Jyl Josephson, associate professor of political science and director of women's studies at Rutgers University at Newark, is the chair of the APSA Committee on the Status of Lesbians, Gays, Bisexuals and Transgendered in the Profession. In that role, she said she feels she needs to attend the meeting. If she didn't have that role, she said, she would have honored the boycott.

"I considered it part of my duty to be at the meeting," she said, even though many others on her committee won't be there. "We need to continue to engage the association."

The boycott has already had an impact, Josephson said, regardless of who attends the meeting. In the last year, as APSA leaders have worried about people skipping the meeting, she has seen a notable increase in discussion about equity issues and about gay issues within the APSA.

"I think the fact that there is a boycott has meant that the association has tried harder," she said.

Some of the discussion has drawn attention to the way many gay political scientists feel marginalized by the profession -- in some cases as the boycott discussion has played out. Writing in January in PS (one of the journals of the APSA), Irvine's Smith described the experiences of gay political scientists.

He noted that the boycott debate has included many "reasonable people who simply disagreed." But he also wrote that "the flashes of homophobia, sneering or dismissive disregard for the LGBT community, and even, on occasion, bold hostility frequently dominated the debates.... The tone and nuance of the private debates were perhaps the most shocking. One LGBT member of the APSA who served on a special committee about the siting issue related to me that a straight member suggested that the LGBT member should not serve on the committee because of his or her 'stake in the outcome.' That is, the argument was that an LGBT member of the APSA should not be involved in resolving a controversial issue involving LGBT members. Another member of the APSA who is often assumed to be 'straight' relayed that he was astonished and disappointed by the frequent gay slurs that were used in discussions of the controversy with him, uttered under an assumption of shared heterosexuality."

Michael Brintnall, executive director of the APSA, said in an e-mail interview from New Orleans that he agreed that the boycott has had an impact. "Certainly the boycott has contributed to focusing our thinking on these issues and changing the way in which we engage with local communities and states where we meet, and contributed to our commitment to make the statement we've made," he said.

In terms of numbers, he said that while final registration figures are not in yet, the association is "on track" with numbers for meetings held in cities that are not major travel hubs. "We know of course of individuals who are not attending because of the siting in Louisiana," he said. "But all of our panels are fully subscribed." (Attendance may also be affected by the hurricane currently headed to the Gulf region, which has already led the APSA to call off Wednesday's pre-conference events.)
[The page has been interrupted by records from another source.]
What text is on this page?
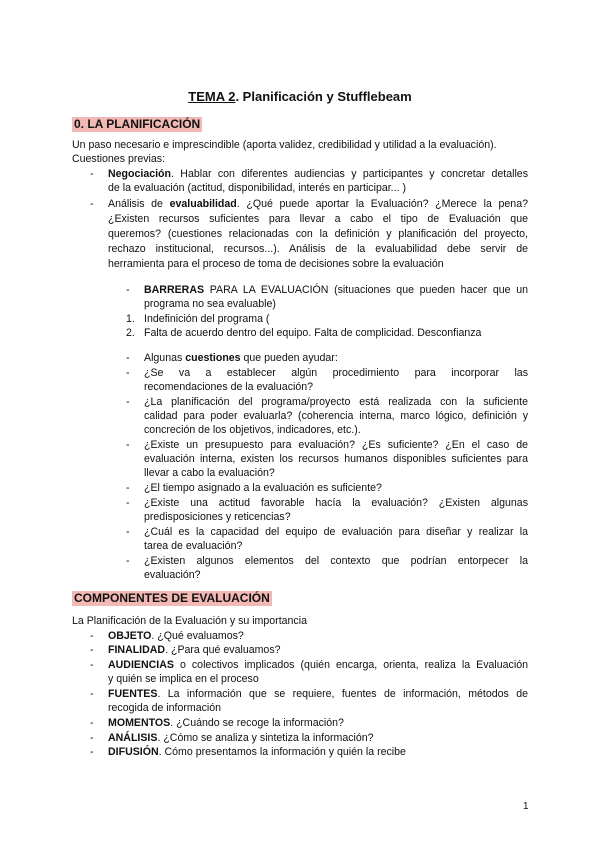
TEMA 2. Planificación y Stufflebeam
0. LA PLANIFICACIÓN
Un paso necesario e imprescindible (aporta validez, credibilidad y utilidad a la evaluación).
Cuestiones previas:
- Negociación. Hablar con diferentes audiencias y participantes y concretar detalles
de la evaluación (actitud, disponibilidad, interés en participar... )
- Análisis de evaluabilidad. ¿Qué puede aportar la Evaluación? ¿Merece la pena?
¿Existen recursos suficientes para llevar a cabo el tipo de Evaluación que
queremos? (cuestiones relacionadas con la definición y planificación del proyecto,
rechazo institucional, recursos...). Análisis de la evaluabilidad debe servir de
herramienta para el proceso de toma de decisiones sobre la evaluación
- BARRERAS PARA LA EVALUACIÓN (situaciones que pueden hacer que un
programa no sea evaluable)
1. Indefinición del programa (
2. Falta de acuerdo dentro del equipo. Falta de complicidad. Desconfianza
- Algunas cuestiones que pueden ayudar:
- ¿Se va a establecer algún procedimiento para incorporar las
recomendaciones de la evaluación?
- ¿La planificación del programa/proyecto está realizada con la suficiente
calidad para poder evaluarla? (coherencia interna, marco lógico, definición y
concreción de los objetivos, indicadores, etc.).
- ¿Existe un presupuesto para evaluación? ¿Es suficiente? ¿En el caso de
evaluación interna, existen los recursos humanos disponibles suficientes para
llevar a cabo la evaluación?
- ¿El tiempo asignado a la evaluación es suficiente?
- ¿Existe una actitud favorable hacía la evaluación? ¿Existen algunas
predisposiciones y reticencias?
- ¿Cuál es la capacidad del equipo de evaluación para diseñar y realizar la
tarea de evaluación?
- ¿Existen algunos elementos del contexto que podrían entorpecer la
evaluación?
COMPONENTES DE EVALUACIÓN
La Planificación de la Evaluación y su importancia
- OBJETO. ¿Qué evaluamos?
- FINALIDAD. ¿Para qué evaluamos?
- AUDIENCIAS o colectivos implicados (quién encarga, orienta, realiza la Evaluación
y quién se implica en el proceso
- FUENTES. La información que se requiere, fuentes de información, métodos de
recogida de información
- MOMENTOS. ¿Cuándo se recoge la información?
- ANÁLISIS. ¿Cómo se analiza y sintetiza la información?
- DIFUSIÓN. Cómo presentamos la información y quién la recibe
1
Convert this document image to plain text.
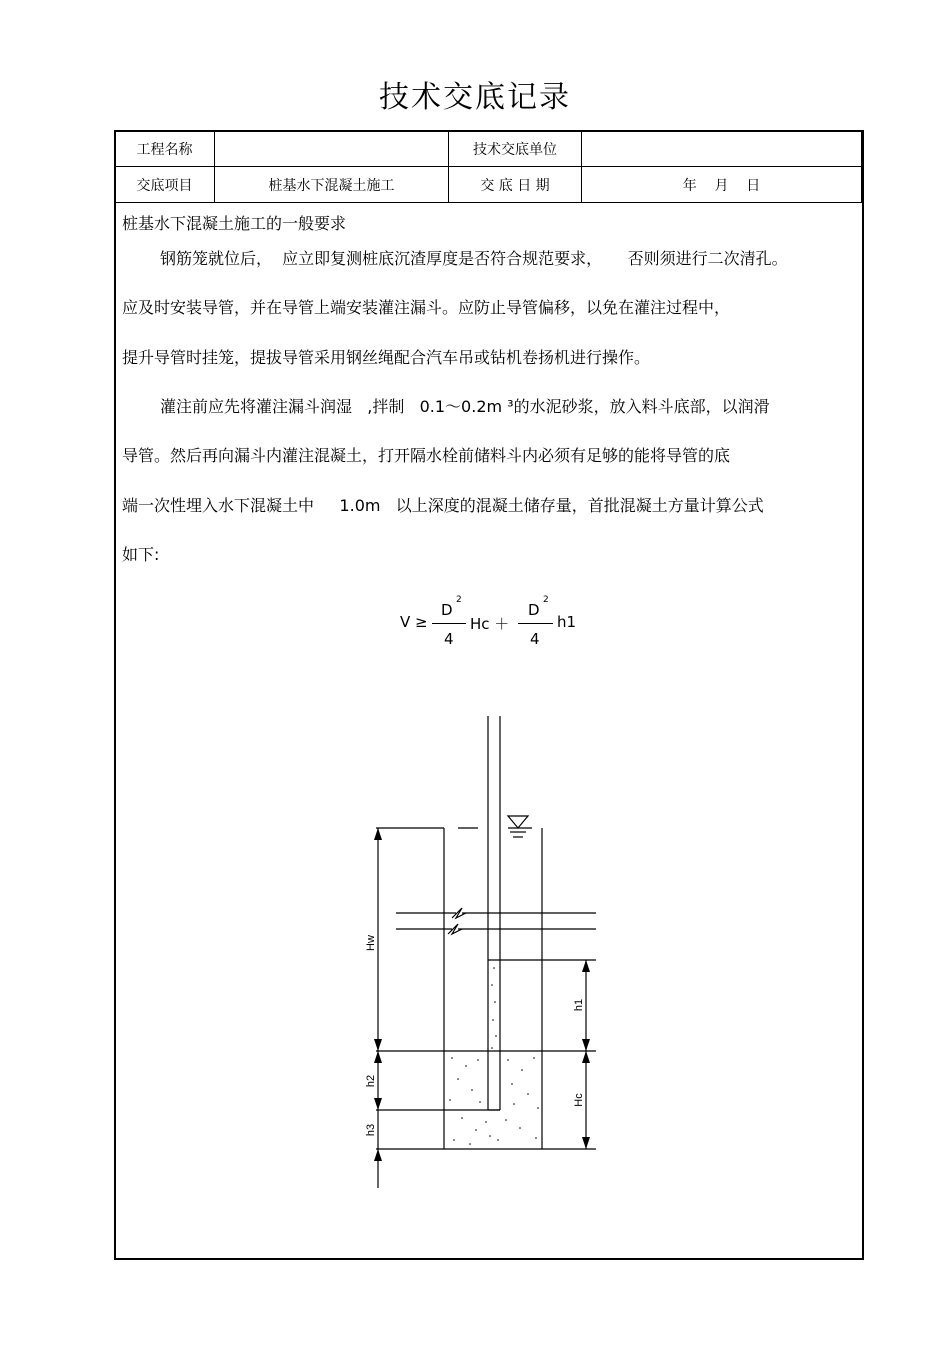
技术交底记录
工程名称		技术交底单位	
交底项目	桩基水下混凝土施工	交 底 日 期	年    月    日
桩基水下混凝土施工的一般要求
钢筋笼就位后，  应立即复测桩底沉渣厚度是否符合规范要求，     否则须进行二次清孔。
应及时安装导管，并在导管上端安装灌注漏斗。应防止导管偏移，以免在灌注过程中，
提升导管时挂笼，提拔导管采用钢丝绳配合汽车吊或钻机卷扬机进行操作。
灌注前应先将灌注漏斗润湿   ,拌制   0.1～0.2m ³的水泥砂浆，放入料斗底部，以润滑
导管。然后再向漏斗内灌注混凝土，打开隔水栓前储料斗内必须有足够的能将导管的底
端一次性埋入水下混凝土中     1.0m   以上深度的混凝土储存量，首批混凝土方量计算公式
如下:
V ≥
D
2
4
Hc ＋
D
2
4
h1
Hw
h1
h2
h3
Hc
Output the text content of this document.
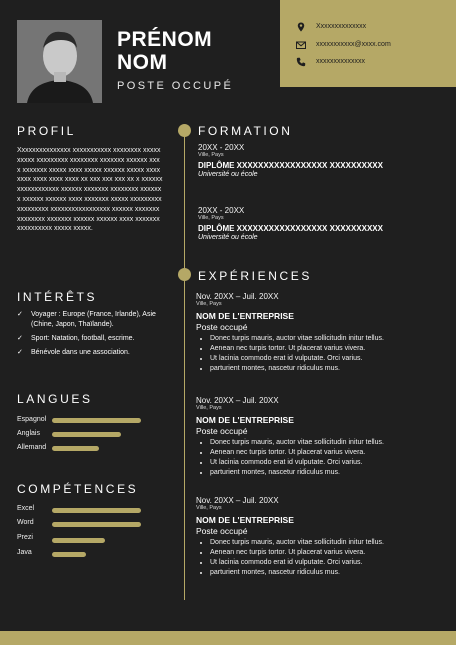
PRÉNOM
NOM
POSTE OCCUPÉ
Xxxxxxxxxxxxxx
xxxxxxxxxxx@xxxx.com
xxxxxxxxxxxxxx
PROFIL
Xxxxxxxxxxxxxxx xxxxxxxxxxx xxxxxxxx xxxxxxxxxx xxxxxxxxx xxxxxxxx xxxxxxx xxxxxx xxxx xxxxxxx xxxxx xxxx xxxxx xxxxxx xxxxx xxxx xxxx xxxx xxxx xxxx xx xxx xxx xxx xx x xxxxxxxxxxxxxxxxxx xxxxxx xxxxxxx xxxxxxxx xxxxxxx xxxxxx xxxxxx xxxx xxxxxxx xxxxx xxxxxxxxxxxxxxxxxx xxxxxxxxxxxxxxxxx xxxxxx xxxxxxx xxxxxxxx xxxxxxx xxxxxx xxxxxx xxxx xxxxxxxxxxxxxxxxx xxxxx xxxxx.
INTÉRÊTS
✓ Voyager : Europe (France, Irlande), Asie (Chine, Japon, Thaïlande).
✓ Sport: Natation, football, escrime.
✓ Bénévole dans une association.
LANGUES
Espagnol
Anglais
Allemand
COMPÉTENCES
Excel
Word
Prezi
Java
FORMATION
20XX - 20XX
Ville, Pays
DIPLÔME XXXXXXXXXXXXXXXXX XXXXXXXXXX
Université ou école
20XX - 20XX
Ville, Pays
DIPLÔME XXXXXXXXXXXXXXXXX XXXXXXXXXX
Université ou école
EXPÉRIENCES
Nov. 20XX – Juil. 20XX
Ville, Pays
NOM DE L'ENTREPRISE
Poste occupé
• Donec turpis mauris, auctor vitae sollicitudin initur tellus.
• Aenean nec turpis tortor. Ut placerat varius vivera.
• Ut lacinia commodo erat id vulputate. Orci varius.
• parturient montes, nascetur ridiculus mus.
Nov. 20XX – Juil. 20XX
Ville, Pays
NOM DE L'ENTREPRISE
Poste occupé
• Donec turpis mauris, auctor vitae sollicitudin initur tellus.
• Aenean nec turpis tortor. Ut placerat varius vivera.
• Ut lacinia commodo erat id vulputate. Orci varius.
• parturient montes, nascetur ridiculus mus.
Nov. 20XX – Juil. 20XX
Ville, Pays
NOM DE L'ENTREPRISE
Poste occupé
• Donec turpis mauris, auctor vitae sollicitudin initur tellus.
• Aenean nec turpis tortor. Ut placerat varius vivera.
• Ut lacinia commodo erat id vulputate. Orci varius.
• parturient montes, nascetur ridiculus mus.
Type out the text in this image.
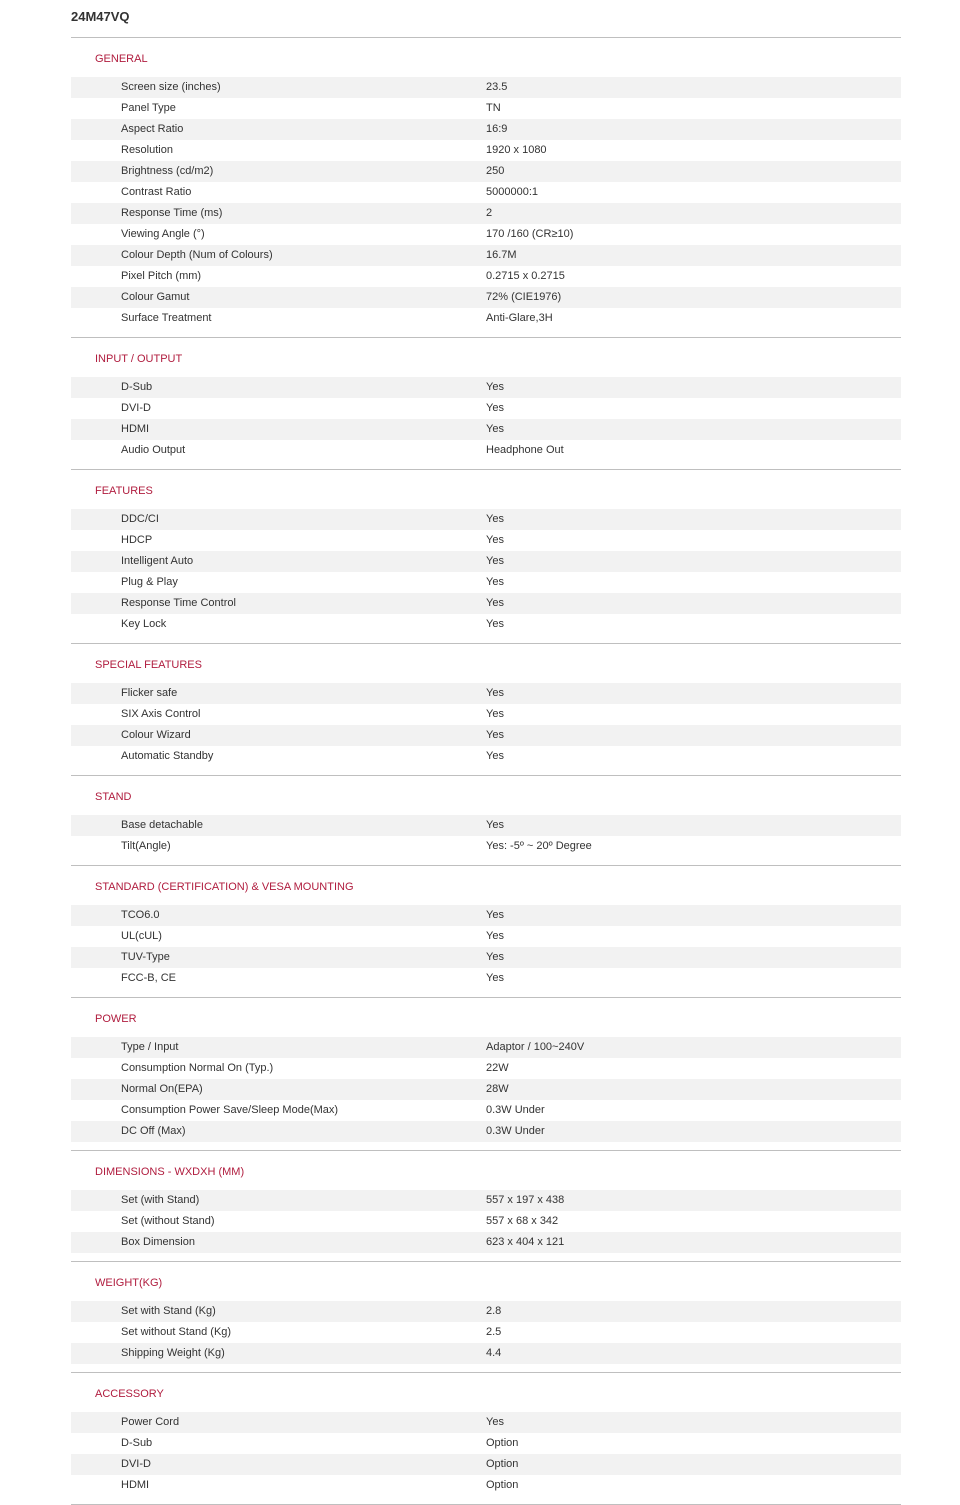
24M47VQ
GENERAL
Screen size (inches)	23.5
Panel Type	TN
Aspect Ratio	16:9
Resolution	1920 x 1080
Brightness (cd/m2)	250
Contrast Ratio	5000000:1
Response Time (ms)	2
Viewing Angle (°)	170 /160 (CR≥10)
Colour Depth (Num of Colours)	16.7M
Pixel Pitch (mm)	0.2715 x 0.2715
Colour Gamut	72% (CIE1976)
Surface Treatment	Anti-Glare,3H
INPUT / OUTPUT
D-Sub	Yes
DVI-D	Yes
HDMI	Yes
Audio Output	Headphone Out
FEATURES
DDC/CI	Yes
HDCP	Yes
Intelligent Auto	Yes
Plug & Play	Yes
Response Time Control	Yes
Key Lock	Yes
SPECIAL FEATURES
Flicker safe	Yes
SIX Axis Control	Yes
Colour Wizard	Yes
Automatic Standby	Yes
STAND
Base detachable	Yes
Tilt(Angle)	Yes: -5º ~ 20º Degree
STANDARD (CERTIFICATION) & VESA MOUNTING
TCO6.0	Yes
UL(cUL)	Yes
TUV-Type	Yes
FCC-B, CE	Yes
POWER
Type / Input	Adaptor / 100~240V
Consumption Normal On (Typ.)	22W
Normal On(EPA)	28W
Consumption Power Save/Sleep Mode(Max)	0.3W Under
DC Off (Max)	0.3W Under
DIMENSIONS - WXDXH (MM)
Set (with Stand)	557 x 197 x 438
Set (without Stand)	557 x 68 x 342
Box Dimension	623 x 404 x 121
WEIGHT(KG)
Set with Stand (Kg)	2.8
Set without Stand (Kg)	2.5
Shipping Weight (Kg)	4.4
ACCESSORY
Power Cord	Yes
D-Sub	Option
DVI-D	Option
HDMI	Option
While he said he knew some political scientists were angry over the association's decision to go ahead with the New Orleans meeting, Brintnall said that "by and large however, we are seeing diverse APSA groups working together to change how the association engages with important issues in the future, rather than disconnecting altogether."

Boycott organizers, however, are not impressed with what the APSA has done, given that the association hasn't budged on the site of the meeting.

John Jay's Pinello said via e-mail of the message that the APSA sent to Louisiana leaders on Friday: "The APSA is saying to Governor Jindal and other local leaders in effect, 'In light of Louisiana's oppressive, constitutionally based policies against the relationship rights of same-sex couples and their families, we're going to meet in your state ONLY ONE MORE TIME -- and then that's it.'"

Given that Louisiana amended its constitution eight years ago, "it doesn't require a tremendous amount of speculation by Jindal or anyone else to know that, if the APSA sincerely believed in the policy position that its e-mail avers, there was plenty of time and opportunity for the association to relocate the New Orleans conference to a different venue. In short, the [letter] is an empty threat. Too little, too late."